Craving a healthy dose of art and culture? Read on for the best exhibits in Singapore’s museums and galleries this month, from the legacy of Leonardo da Vinci’s earlier Mona Lisa to a modern Singaporean take on Renaissance masterpieces.
Can’t Get Enough Leo
This month, we have the exciting opportunity to view Leonardo da Vinci’s Earlier Mona Lisa, thought to be a portrait of a younger Lisa del Giocondo, and the precursor to the world-renowned Mona Lisa masterpiece at the Louvre Museum in Paris. As the first public viewing of the painting, this exhibition promises an interactive, multi-media experience in which visitors, equipped with audiovisual tablet guides, can journey through the Italian Renaissance, navigate the exciting discovery of the painting and explore evidence that demonstrates its attribution to da Vinci – in fact, there are nine galleries to explore before coming face to face with the piece itself. See it from 16 December to 11 February 2015 at The Arts House at the Old Parliament, 1 Old Parliament Lane.
Sure, you live here, but how much do you really know about Singapore’s history? Well, now’s your chance to learn more. Take advantage of the National Museum’s exhibition, Singapura: 700 Years, which provides an in-depth look at Singapore’s transformation through the ages and all of its defining moments, starting as far back as the 14th century – from its beginnings as a humble fishing village to its current status as an independent nation-state. Consisting of six sections spanning seven centuries – Archaeology in Singapore, Ancient Singapore (1300–1818), Colonial Singapore (1819–1942), Syonan-To (1942–1945), Road to Merdeka (1946–1965) and Independent Singapore (1965–1975) – the immersive exhibition uses multimedia and technology to create an interactive, educational experience. See it until 10 August 2015 at the National Museum of Singapore, 93 Stamford Road. Open daily from 10am to 6pm.
Sunday in the Park with Eugene
This month, Chan Hampe Galleries presents Renaissance City, a solo exhibition by Eugene Soh, featuring a new series of works that parody the daily experiences of Singaporeans in a materialistic society. To do so, Eugene playfully appropriates the visual styles and compositions of famous masterpieces in the context of contemporary Singapore. One such piece, Sunday Afternoon on the Island of Singapore, is an homage to the famous 1884 Pointillist painting, Sunday Afternoon on the Island of La Grand Jatte, by Georges Seurat; infused with the artist’s light-hearted sense of humour, the print combines elements of everyday life with imagery that’s uniquely Singaporean.
“Many things have changed since the 19th century when the original Sunday Afternoon by Georges Seurat was painted,” Eugene says. “Communication and transportation has quickened, with phones and aviation – I wanted to address those changes while reflecting upon current social developments and create an image that was recognisably Singaporean.”
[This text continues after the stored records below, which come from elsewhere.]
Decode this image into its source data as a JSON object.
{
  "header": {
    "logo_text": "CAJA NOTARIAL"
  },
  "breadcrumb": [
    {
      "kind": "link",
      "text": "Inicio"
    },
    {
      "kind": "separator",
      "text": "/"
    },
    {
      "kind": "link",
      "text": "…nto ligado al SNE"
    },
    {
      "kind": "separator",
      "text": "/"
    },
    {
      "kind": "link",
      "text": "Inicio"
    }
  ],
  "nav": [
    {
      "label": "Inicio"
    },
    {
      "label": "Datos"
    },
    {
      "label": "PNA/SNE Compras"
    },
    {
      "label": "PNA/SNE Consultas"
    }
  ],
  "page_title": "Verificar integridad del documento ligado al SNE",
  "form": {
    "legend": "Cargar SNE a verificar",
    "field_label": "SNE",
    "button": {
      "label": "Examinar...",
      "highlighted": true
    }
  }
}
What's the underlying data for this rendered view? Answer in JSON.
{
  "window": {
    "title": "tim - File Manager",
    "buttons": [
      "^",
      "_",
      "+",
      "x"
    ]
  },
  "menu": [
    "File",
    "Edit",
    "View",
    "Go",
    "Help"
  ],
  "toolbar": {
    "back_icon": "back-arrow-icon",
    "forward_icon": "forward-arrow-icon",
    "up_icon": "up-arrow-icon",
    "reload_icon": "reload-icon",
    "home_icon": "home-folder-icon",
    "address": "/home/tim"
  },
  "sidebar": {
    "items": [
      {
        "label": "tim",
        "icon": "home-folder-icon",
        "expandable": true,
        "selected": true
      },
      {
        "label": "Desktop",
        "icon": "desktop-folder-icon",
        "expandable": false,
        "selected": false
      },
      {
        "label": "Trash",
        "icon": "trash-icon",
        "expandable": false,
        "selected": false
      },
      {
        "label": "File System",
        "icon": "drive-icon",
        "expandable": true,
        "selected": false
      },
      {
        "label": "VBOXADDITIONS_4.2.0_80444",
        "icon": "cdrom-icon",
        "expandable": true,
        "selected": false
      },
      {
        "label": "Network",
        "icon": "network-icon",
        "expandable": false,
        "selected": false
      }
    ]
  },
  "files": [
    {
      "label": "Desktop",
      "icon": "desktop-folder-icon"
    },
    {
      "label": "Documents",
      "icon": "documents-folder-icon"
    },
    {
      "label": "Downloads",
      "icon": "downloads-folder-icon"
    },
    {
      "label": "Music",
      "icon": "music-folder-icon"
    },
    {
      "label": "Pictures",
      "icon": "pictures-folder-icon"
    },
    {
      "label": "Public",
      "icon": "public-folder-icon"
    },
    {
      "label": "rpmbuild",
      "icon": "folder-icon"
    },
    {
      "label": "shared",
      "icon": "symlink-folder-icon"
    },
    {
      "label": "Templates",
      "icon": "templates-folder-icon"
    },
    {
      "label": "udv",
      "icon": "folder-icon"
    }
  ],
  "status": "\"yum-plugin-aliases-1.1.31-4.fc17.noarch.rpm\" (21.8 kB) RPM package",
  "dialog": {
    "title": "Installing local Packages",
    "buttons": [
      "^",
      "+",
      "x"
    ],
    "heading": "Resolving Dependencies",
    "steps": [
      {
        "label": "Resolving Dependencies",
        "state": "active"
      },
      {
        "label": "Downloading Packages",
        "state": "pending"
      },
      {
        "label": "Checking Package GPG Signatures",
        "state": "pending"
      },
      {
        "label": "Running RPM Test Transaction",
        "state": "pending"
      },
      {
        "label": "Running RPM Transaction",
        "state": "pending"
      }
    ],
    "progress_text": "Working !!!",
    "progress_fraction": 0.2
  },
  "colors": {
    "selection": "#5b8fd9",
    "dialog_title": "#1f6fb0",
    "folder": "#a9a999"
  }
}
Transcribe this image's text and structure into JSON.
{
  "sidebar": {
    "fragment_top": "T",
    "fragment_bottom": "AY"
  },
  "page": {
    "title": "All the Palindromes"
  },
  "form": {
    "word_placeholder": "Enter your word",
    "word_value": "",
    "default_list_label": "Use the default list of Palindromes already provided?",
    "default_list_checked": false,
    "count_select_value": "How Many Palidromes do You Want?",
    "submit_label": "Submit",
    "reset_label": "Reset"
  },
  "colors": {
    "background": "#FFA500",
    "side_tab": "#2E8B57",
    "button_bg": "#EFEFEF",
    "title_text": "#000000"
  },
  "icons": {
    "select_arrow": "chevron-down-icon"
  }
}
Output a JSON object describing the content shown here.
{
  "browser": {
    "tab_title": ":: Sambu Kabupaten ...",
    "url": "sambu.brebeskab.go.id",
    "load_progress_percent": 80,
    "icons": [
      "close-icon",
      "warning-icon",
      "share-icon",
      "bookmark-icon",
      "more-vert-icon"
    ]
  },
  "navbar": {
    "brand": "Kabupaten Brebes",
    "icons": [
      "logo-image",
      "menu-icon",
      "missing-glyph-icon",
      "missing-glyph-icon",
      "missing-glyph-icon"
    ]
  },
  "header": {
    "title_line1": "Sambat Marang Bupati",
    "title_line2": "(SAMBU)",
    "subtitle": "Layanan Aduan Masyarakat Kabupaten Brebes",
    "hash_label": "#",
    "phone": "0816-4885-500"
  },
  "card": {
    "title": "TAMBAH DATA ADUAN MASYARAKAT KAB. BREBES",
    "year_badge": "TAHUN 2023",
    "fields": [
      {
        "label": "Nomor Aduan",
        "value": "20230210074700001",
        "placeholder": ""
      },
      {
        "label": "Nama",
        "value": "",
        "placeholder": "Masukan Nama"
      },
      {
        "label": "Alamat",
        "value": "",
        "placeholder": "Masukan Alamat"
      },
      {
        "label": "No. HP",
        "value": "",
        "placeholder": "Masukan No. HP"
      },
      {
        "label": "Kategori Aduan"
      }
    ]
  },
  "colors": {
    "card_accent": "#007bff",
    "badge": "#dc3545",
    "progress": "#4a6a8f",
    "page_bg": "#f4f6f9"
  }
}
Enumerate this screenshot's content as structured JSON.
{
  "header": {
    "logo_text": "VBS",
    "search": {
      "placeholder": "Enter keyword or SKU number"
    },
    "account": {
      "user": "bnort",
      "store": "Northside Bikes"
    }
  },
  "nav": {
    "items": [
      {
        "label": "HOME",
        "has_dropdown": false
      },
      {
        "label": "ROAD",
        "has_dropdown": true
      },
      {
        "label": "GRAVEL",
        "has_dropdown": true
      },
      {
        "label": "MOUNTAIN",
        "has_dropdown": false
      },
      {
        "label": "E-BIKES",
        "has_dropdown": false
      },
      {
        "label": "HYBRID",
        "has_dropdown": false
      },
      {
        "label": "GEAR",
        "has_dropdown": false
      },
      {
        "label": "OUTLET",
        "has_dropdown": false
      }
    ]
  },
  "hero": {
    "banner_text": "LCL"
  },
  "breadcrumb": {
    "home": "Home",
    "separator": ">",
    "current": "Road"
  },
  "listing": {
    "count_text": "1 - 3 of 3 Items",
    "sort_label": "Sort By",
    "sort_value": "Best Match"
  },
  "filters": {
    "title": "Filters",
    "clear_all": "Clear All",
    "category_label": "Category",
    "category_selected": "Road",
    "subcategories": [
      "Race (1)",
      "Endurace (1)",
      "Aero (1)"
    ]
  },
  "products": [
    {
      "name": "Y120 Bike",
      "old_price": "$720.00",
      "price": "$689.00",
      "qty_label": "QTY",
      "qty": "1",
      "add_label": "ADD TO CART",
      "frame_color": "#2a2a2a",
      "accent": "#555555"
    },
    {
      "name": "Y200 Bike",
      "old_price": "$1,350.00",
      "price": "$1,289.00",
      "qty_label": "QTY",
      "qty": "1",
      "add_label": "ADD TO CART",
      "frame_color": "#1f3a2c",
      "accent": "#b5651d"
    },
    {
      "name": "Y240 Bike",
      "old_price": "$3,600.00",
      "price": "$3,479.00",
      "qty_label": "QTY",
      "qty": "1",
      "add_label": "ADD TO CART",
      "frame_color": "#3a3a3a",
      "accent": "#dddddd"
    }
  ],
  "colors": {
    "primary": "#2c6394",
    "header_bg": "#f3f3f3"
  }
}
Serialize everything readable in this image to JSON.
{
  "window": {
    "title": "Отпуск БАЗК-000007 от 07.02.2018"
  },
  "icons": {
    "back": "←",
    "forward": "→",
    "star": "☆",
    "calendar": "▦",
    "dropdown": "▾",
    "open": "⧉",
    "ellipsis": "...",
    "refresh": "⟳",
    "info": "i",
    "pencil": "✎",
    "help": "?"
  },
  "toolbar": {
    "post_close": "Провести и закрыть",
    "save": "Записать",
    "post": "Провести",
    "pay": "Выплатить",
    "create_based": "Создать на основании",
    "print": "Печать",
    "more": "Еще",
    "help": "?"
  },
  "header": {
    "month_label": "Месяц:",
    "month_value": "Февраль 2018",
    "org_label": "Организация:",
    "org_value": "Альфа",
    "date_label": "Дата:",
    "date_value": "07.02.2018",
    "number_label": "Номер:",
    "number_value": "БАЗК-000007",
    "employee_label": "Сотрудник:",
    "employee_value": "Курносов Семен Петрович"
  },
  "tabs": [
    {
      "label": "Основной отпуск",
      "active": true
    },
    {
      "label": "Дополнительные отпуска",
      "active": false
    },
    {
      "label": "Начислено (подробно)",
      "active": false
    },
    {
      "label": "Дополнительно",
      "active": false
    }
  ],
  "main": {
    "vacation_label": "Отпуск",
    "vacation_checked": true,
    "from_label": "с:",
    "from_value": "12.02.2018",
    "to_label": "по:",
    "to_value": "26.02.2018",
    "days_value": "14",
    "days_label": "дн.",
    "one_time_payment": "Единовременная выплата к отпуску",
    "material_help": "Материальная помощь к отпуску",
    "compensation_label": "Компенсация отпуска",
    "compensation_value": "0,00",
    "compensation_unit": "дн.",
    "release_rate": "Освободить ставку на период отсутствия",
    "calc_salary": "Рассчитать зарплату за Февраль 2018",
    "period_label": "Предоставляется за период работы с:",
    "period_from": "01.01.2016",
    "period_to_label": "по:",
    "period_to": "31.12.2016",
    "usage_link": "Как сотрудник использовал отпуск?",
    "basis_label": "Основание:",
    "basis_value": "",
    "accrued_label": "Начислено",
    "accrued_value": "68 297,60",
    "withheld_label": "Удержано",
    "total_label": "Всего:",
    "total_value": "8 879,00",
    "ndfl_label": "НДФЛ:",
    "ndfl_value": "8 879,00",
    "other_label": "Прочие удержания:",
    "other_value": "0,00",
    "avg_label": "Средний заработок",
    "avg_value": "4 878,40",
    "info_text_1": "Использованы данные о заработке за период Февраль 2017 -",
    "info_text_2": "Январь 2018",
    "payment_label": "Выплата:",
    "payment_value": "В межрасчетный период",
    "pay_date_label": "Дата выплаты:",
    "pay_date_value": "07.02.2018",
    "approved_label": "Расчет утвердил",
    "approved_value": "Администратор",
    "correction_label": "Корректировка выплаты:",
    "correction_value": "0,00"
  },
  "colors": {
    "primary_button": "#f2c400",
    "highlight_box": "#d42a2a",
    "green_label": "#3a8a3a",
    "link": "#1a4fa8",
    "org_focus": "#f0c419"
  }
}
Shot on multiple Sunday afternoons since January this year, A Sunday Afternoon on the Island of Singapore features everyday people enjoying a weekend outing at Upper Peirce Reservoir.
“There are many elements and characters at work in this piece, each representing a different narrative in Singapore’s events,” he says. “The arrangement was crucial for creating a strong and balanced composition, interesting enough to invite the viewer into the details where some narratives reside.”
See Renaissance City from 11 December to 4 January at Chan Hampe Galleries, 328 North Bridge Road, #01-21 Raffles Hotel Arcade.